In his keynote, Huang noted that autonomous vehicle control systems will require billions of miles before they have enough data to handle the wide variety of conditions and situations one encounters on the road.
Such massive experimentation, which still amounts to less than 1 percent of miles driven each month in the U.S., is impossible in a reasonable amount of time, even with a vast test fleet.
To address this gap, Nvidia is developing a closed-loop simulation system, DRIVE Constellation, in which one system, DRIVE Sim, uses models to simulate input to a vehicles many sensors, including cameras, radar and Lidar, which then feeds the vehicle control system which reacts and adapts as if it were encountering the conditions in real life.
The simulated data is used to refine the vehicle’s deep learning models, which are then used with another round of simulated conditions.
Such a closed-loop system not only enables dramatically accelerating the AI training process, but incorporating corner cases such as driving into the glaring sun, on wet roads with degraded lane markings, or with unpredictable obstructions such as potholes and darting pedestrians that are rarely encountered in daily driving.

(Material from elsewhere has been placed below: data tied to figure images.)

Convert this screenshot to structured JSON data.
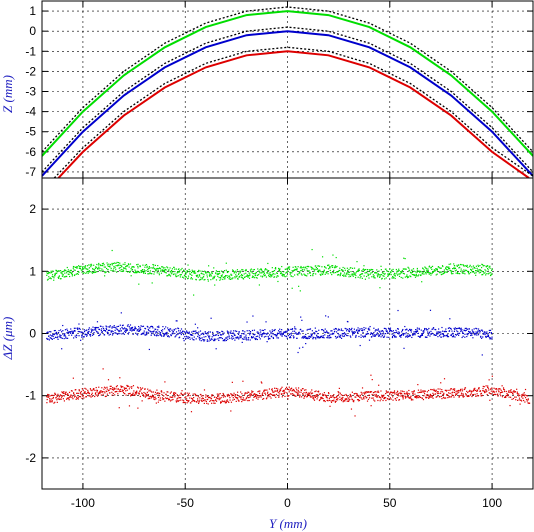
{
  "chart_data": [
    {
      "type": "line",
      "panel": "top",
      "ylabel": "Z (mm)",
      "xlim": [
        -120,
        120
      ],
      "ylim": [
        -7.3,
        1.5
      ],
      "x_ticks": [
        -100,
        -50,
        0,
        50,
        100
      ],
      "y_ticks": [
        1,
        0,
        -1,
        -2,
        -3,
        -4,
        -5,
        -6,
        -7
      ],
      "y_tick_labels": [
        "1",
        "0",
        "-1",
        "-2",
        "-3",
        "-4",
        "-5",
        "-6",
        "-7"
      ],
      "grid": true,
      "series": [
        {
          "color": "#00dd00",
          "x": [
            -120,
            -100,
            -80,
            -60,
            -40,
            -20,
            0,
            20,
            40,
            60,
            80,
            100,
            120
          ],
          "y": [
            -6.2,
            -4.0,
            -2.2,
            -0.8,
            0.2,
            0.8,
            1.0,
            0.8,
            0.2,
            -0.8,
            -2.2,
            -4.0,
            -6.2
          ]
        },
        {
          "color": "#0000cc",
          "x": [
            -120,
            -100,
            -80,
            -60,
            -40,
            -20,
            0,
            20,
            40,
            60,
            80,
            100,
            120
          ],
          "y": [
            -7.2,
            -5.0,
            -3.2,
            -1.8,
            -0.8,
            -0.2,
            0.0,
            -0.2,
            -0.8,
            -1.8,
            -3.2,
            -5.0,
            -7.2
          ]
        },
        {
          "color": "#dd0000",
          "x": [
            -112,
            -100,
            -80,
            -60,
            -40,
            -20,
            0,
            20,
            40,
            60,
            80,
            100,
            118
          ],
          "y": [
            -7.3,
            -6.0,
            -4.2,
            -2.8,
            -1.8,
            -1.2,
            -1.0,
            -1.2,
            -1.8,
            -2.8,
            -4.2,
            -6.0,
            -7.3
          ]
        },
        {
          "color": "#000000",
          "style": "dotted",
          "x": [
            -120,
            -100,
            -80,
            -60,
            -40,
            -20,
            0,
            20,
            40,
            60,
            80,
            100,
            120
          ],
          "y": [
            -6.0,
            -3.8,
            -2.0,
            -0.6,
            0.4,
            1.0,
            1.2,
            1.0,
            0.4,
            -0.6,
            -2.0,
            -3.8,
            -6.0
          ]
        },
        {
          "color": "#000000",
          "style": "dotted",
          "x": [
            -120,
            -100,
            -80,
            -60,
            -40,
            -20,
            0,
            20,
            40,
            60,
            80,
            100,
            120
          ],
          "y": [
            -7.0,
            -4.8,
            -3.0,
            -1.6,
            -0.6,
            0.0,
            0.2,
            0.0,
            -0.6,
            -1.6,
            -3.0,
            -4.8,
            -7.0
          ]
        },
        {
          "color": "#000000",
          "style": "dotted",
          "x": [
            -114,
            -100,
            -80,
            -60,
            -40,
            -20,
            0,
            20,
            40,
            60,
            80,
            100,
            120
          ],
          "y": [
            -7.3,
            -5.8,
            -4.0,
            -2.6,
            -1.6,
            -1.0,
            -0.8,
            -1.0,
            -1.6,
            -2.6,
            -4.0,
            -5.8,
            -7.2
          ]
        }
      ]
    },
    {
      "type": "scatter",
      "panel": "bottom",
      "xlabel": "Y (mm)",
      "ylabel": "ΔZ (μm)",
      "xlim": [
        -120,
        120
      ],
      "ylim": [
        -2.5,
        2.5
      ],
      "x_ticks": [
        -100,
        -50,
        0,
        50,
        100
      ],
      "x_tick_labels": [
        "-100",
        "-50",
        "0",
        "50",
        "100"
      ],
      "y_ticks": [
        2,
        1,
        0,
        -1,
        -2
      ],
      "y_tick_labels": [
        "2",
        "1",
        "0",
        "-1",
        "-2"
      ],
      "grid": true,
      "series": [
        {
          "color": "#00dd00",
          "x": [
            -118,
            -100,
            -80,
            -60,
            -40,
            -20,
            0,
            20,
            40,
            60,
            80,
            100
          ],
          "y": [
            0.92,
            1.05,
            1.08,
            1.02,
            0.93,
            0.97,
            1.0,
            1.03,
            0.96,
            0.98,
            1.05,
            1.02
          ]
        },
        {
          "color": "#0000cc",
          "x": [
            -118,
            -100,
            -80,
            -60,
            -40,
            -20,
            0,
            20,
            40,
            60,
            80,
            100
          ],
          "y": [
            -0.02,
            0.03,
            0.08,
            0.04,
            -0.04,
            -0.02,
            0.01,
            0.0,
            0.03,
            0.02,
            0.03,
            0.0
          ]
        },
        {
          "color": "#dd0000",
          "x": [
            -118,
            -100,
            -80,
            -60,
            -40,
            -20,
            0,
            20,
            40,
            60,
            80,
            100,
            118
          ],
          "y": [
            -1.05,
            -0.95,
            -0.9,
            -1.0,
            -1.05,
            -1.0,
            -0.92,
            -1.02,
            -1.0,
            -0.98,
            -0.95,
            -0.9,
            -1.04
          ]
        }
      ]
    }
  ]
}
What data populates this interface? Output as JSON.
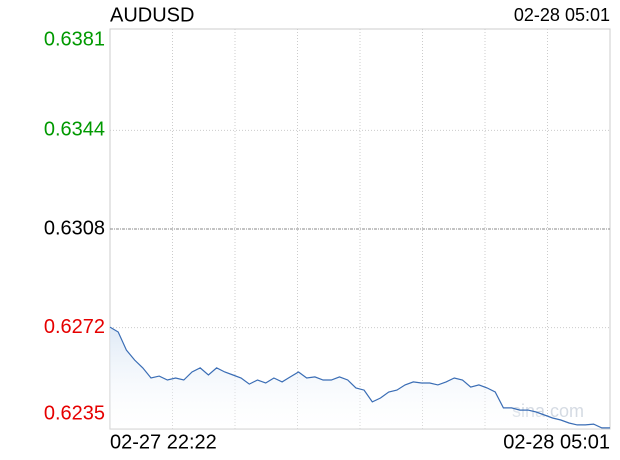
{
  "chart_data": {
    "type": "line",
    "title": "AUDUSD",
    "updated": "02-28 05:01",
    "categories": [
      "02-27 22:22",
      null,
      null,
      null,
      null,
      null,
      null,
      null,
      null,
      null,
      null,
      null,
      null,
      null,
      null,
      null,
      null,
      null,
      null,
      null,
      null,
      null,
      null,
      null,
      null,
      null,
      null,
      null,
      null,
      null,
      null,
      null,
      null,
      null,
      null,
      null,
      null,
      null,
      null,
      null,
      null,
      null,
      null,
      null,
      null,
      null,
      null,
      null,
      null,
      null,
      null,
      null,
      null,
      null,
      null,
      null,
      null,
      null,
      null,
      null,
      null,
      "02-28 05:01"
    ],
    "series": [
      {
        "name": "AUDUSD",
        "color": "#3a6db5",
        "values": [
          0.62722,
          0.62704,
          0.62638,
          0.62602,
          0.62573,
          0.62536,
          0.62543,
          0.62529,
          0.62536,
          0.62529,
          0.62558,
          0.62573,
          0.62547,
          0.62573,
          0.62558,
          0.62547,
          0.62536,
          0.62514,
          0.62529,
          0.62518,
          0.62536,
          0.62522,
          0.6254,
          0.62558,
          0.62536,
          0.6254,
          0.62529,
          0.62529,
          0.6254,
          0.62529,
          0.625,
          0.62492,
          0.62449,
          0.62463,
          0.62485,
          0.62492,
          0.62511,
          0.62522,
          0.62518,
          0.62518,
          0.62511,
          0.62522,
          0.62536,
          0.62529,
          0.62503,
          0.62511,
          0.625,
          0.62485,
          0.62427,
          0.62427,
          0.62419,
          0.62419,
          0.62412,
          0.62401,
          0.6239,
          0.62383,
          0.62372,
          0.62365,
          0.62365,
          0.62368,
          0.62354,
          0.62354
        ]
      }
    ],
    "ylim": [
      0.6235,
      0.6381
    ],
    "yticks": [
      0.6235,
      0.6272,
      0.6308,
      0.6344,
      0.6381
    ],
    "up_color": "#009900",
    "down_color": "#e60000",
    "flat_color": "#000000",
    "watermark": "sina.com",
    "grid": true
  }
}
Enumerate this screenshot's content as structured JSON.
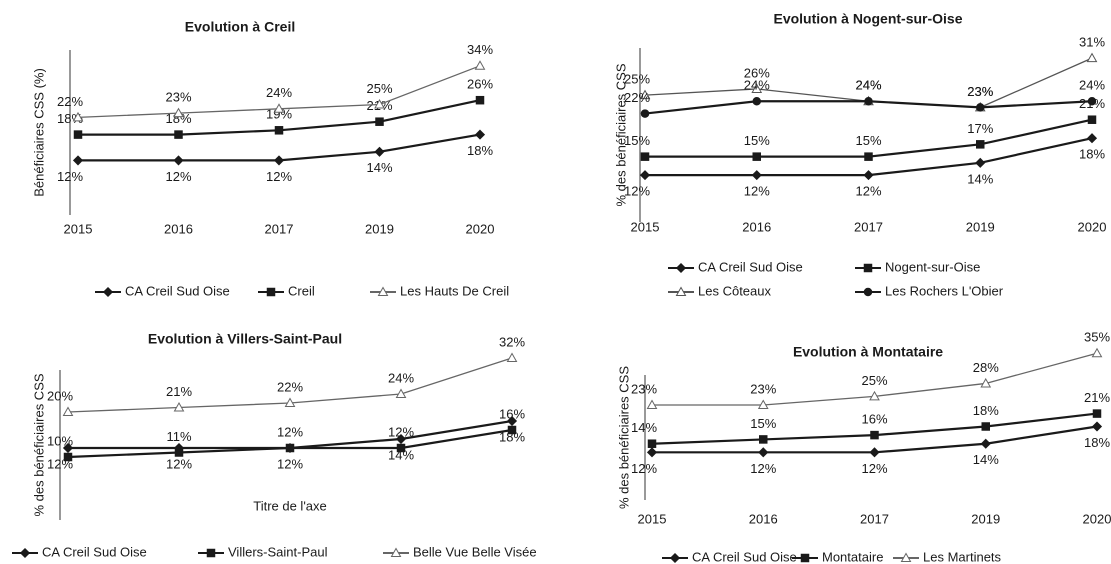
{
  "chart_data": [
    {
      "type": "line",
      "title": "Evolution à Creil",
      "ylabel": "Bénéficiaires CSS (%)",
      "categories": [
        "2015",
        "2016",
        "2017",
        "2019",
        "2020"
      ],
      "ylim": [
        0,
        40
      ],
      "legend": "bottom",
      "series": [
        {
          "name": "CA Creil Sud Oise",
          "color": "#1a1a1a",
          "marker": "diamond",
          "values": [
            12,
            12,
            12,
            14,
            18
          ],
          "value_labels": [
            "12%",
            "12%",
            "12%",
            "14%",
            "18%"
          ]
        },
        {
          "name": "Creil",
          "color": "#1a1a1a",
          "marker": "square",
          "values": [
            18,
            18,
            19,
            21,
            26
          ],
          "value_labels": [
            "18%",
            "18%",
            "19%",
            "21%",
            "26%"
          ]
        },
        {
          "name": "Les Hauts De Creil",
          "color": "#666666",
          "marker": "triangle",
          "values": [
            22,
            23,
            24,
            25,
            34
          ],
          "value_labels": [
            "22%",
            "23%",
            "24%",
            "25%",
            "34%"
          ]
        }
      ]
    },
    {
      "type": "line",
      "title": "Evolution à Nogent-sur-Oise",
      "ylabel": "% des bénéficiaires CSS",
      "categories": [
        "2015",
        "2016",
        "2017",
        "2019",
        "2020"
      ],
      "ylim": [
        0,
        32
      ],
      "legend": "bottom",
      "series": [
        {
          "name": "CA Creil Sud Oise",
          "color": "#1a1a1a",
          "marker": "diamond",
          "values": [
            12,
            12,
            12,
            14,
            18
          ],
          "value_labels": [
            "12%",
            "12%",
            "12%",
            "14%",
            "18%"
          ]
        },
        {
          "name": "Nogent-sur-Oise",
          "color": "#1a1a1a",
          "marker": "square",
          "values": [
            15,
            15,
            15,
            17,
            21
          ],
          "value_labels": [
            "15%",
            "15%",
            "15%",
            "17%",
            "21%"
          ]
        },
        {
          "name": "Les Côteaux",
          "color": "#555555",
          "marker": "triangle",
          "values": [
            25,
            26,
            24,
            23,
            31
          ],
          "value_labels": [
            "25%",
            "26%",
            "24%",
            "23%",
            "31%"
          ]
        },
        {
          "name": "Les Rochers L'Obier",
          "color": "#1a1a1a",
          "marker": "circle",
          "values": [
            22,
            24,
            24,
            23,
            24
          ],
          "value_labels": [
            "22%",
            "24%",
            "24%",
            "23%",
            "24%"
          ]
        }
      ]
    },
    {
      "type": "line",
      "title": "Evolution à Villers-Saint-Paul",
      "ylabel": "% des bénéficiaires CSS",
      "xlabel": "Titre de l'axe",
      "categories": [
        null,
        null,
        null,
        null,
        null
      ],
      "ylim": [
        0,
        34
      ],
      "legend": "bottom",
      "series": [
        {
          "name": "CA Creil Sud Oise",
          "color": "#1a1a1a",
          "marker": "diamond",
          "values": [
            12,
            12,
            12,
            14,
            18
          ],
          "value_labels": [
            "12%",
            "12%",
            "12%",
            "14%",
            "18%"
          ]
        },
        {
          "name": "Villers-Saint-Paul",
          "color": "#1a1a1a",
          "marker": "square",
          "values": [
            10,
            11,
            12,
            12,
            16
          ],
          "value_labels": [
            "10%",
            "11%",
            "12%",
            "12%",
            "16%"
          ]
        },
        {
          "name": "Belle Vue Belle Visée",
          "color": "#666666",
          "marker": "triangle",
          "values": [
            20,
            21,
            22,
            24,
            32
          ],
          "value_labels": [
            "20%",
            "21%",
            "22%",
            "24%",
            "32%"
          ]
        }
      ]
    },
    {
      "type": "line",
      "title": "Evolution à Montataire",
      "ylabel": "% des bénéficiaires CSS",
      "categories": [
        "2015",
        "2016",
        "2017",
        "2019",
        "2020"
      ],
      "ylim": [
        0,
        36
      ],
      "legend": "bottom",
      "series": [
        {
          "name": "CA Creil Sud Oise",
          "color": "#1a1a1a",
          "marker": "diamond",
          "values": [
            12,
            12,
            12,
            14,
            18
          ],
          "value_labels": [
            "12%",
            "12%",
            "12%",
            "14%",
            "18%"
          ]
        },
        {
          "name": "Montataire",
          "color": "#1a1a1a",
          "marker": "square",
          "values": [
            14,
            15,
            16,
            18,
            21
          ],
          "value_labels": [
            "14%",
            "15%",
            "16%",
            "18%",
            "21%"
          ]
        },
        {
          "name": "Les Martinets",
          "color": "#666666",
          "marker": "triangle",
          "values": [
            23,
            23,
            25,
            28,
            35
          ],
          "value_labels": [
            "23%",
            "23%",
            "25%",
            "28%",
            "35%"
          ]
        }
      ]
    }
  ]
}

Chip simulations enable more powerful processors, which then allow more sophisticated simulations, adding simulation to the autonomous vehicle development process creates a virtuous cycle that should dramatically accelerate technology development.
It's hard not to be captivated and inspired by Huang's enthusiasm and optimism as the company tirelessly works to advance the state of AI technology and push it into every aspect of business and society.
However, as the Uber accident dramatically illustrates, there are real and significant dangers of pushing AI too rapidly into areas where machines interact with or replace humans. One event doesn’t make a trend, but it's a cautionary signal when AI is being used for such life-critical tasks as driving, medicine, mobile, self-directed robots.
Indeed, whether its AI-powered robots, cars and business processes, or Internet-enabled data collection, aggregation and monetization, recent events underscore how technology continues to move much faster than our individual or institutional abilities to adapt.
GTC was awash in techno-utopianism, and I was encouraged by Huang's support for greater testing and safety protocols (including Nvidia's suspension of its self-driving test program until details from the Uber accident are understood) along with the sober, nuanced discussion I heard at a panel on the clinical integration of AI in medicine.
Unfortunately, there's still too little attention paid to the integration of AI into society and how to mitigate the inevitable collateral damage to individuals and affected workforces. Jon Reed’s column on AI and humanity illustrates a far too common occurrence: AI optimizing humans into smart machines, instead of humans imbuing smart machines with human traits.
After viewing the panoply of products and rapid pace of progress on display at GTC, it's clear that AI and robots promise to address our every material need, but the more profound question is whether they will erode and sap our humanity, namely the things that give meaning, purpose, hope and inspiration.
It's a question I haven't fully explored, much less answered, but surely something that I and others will revisit in the coming years as autonomous machines take over more physical and intellectual tasks.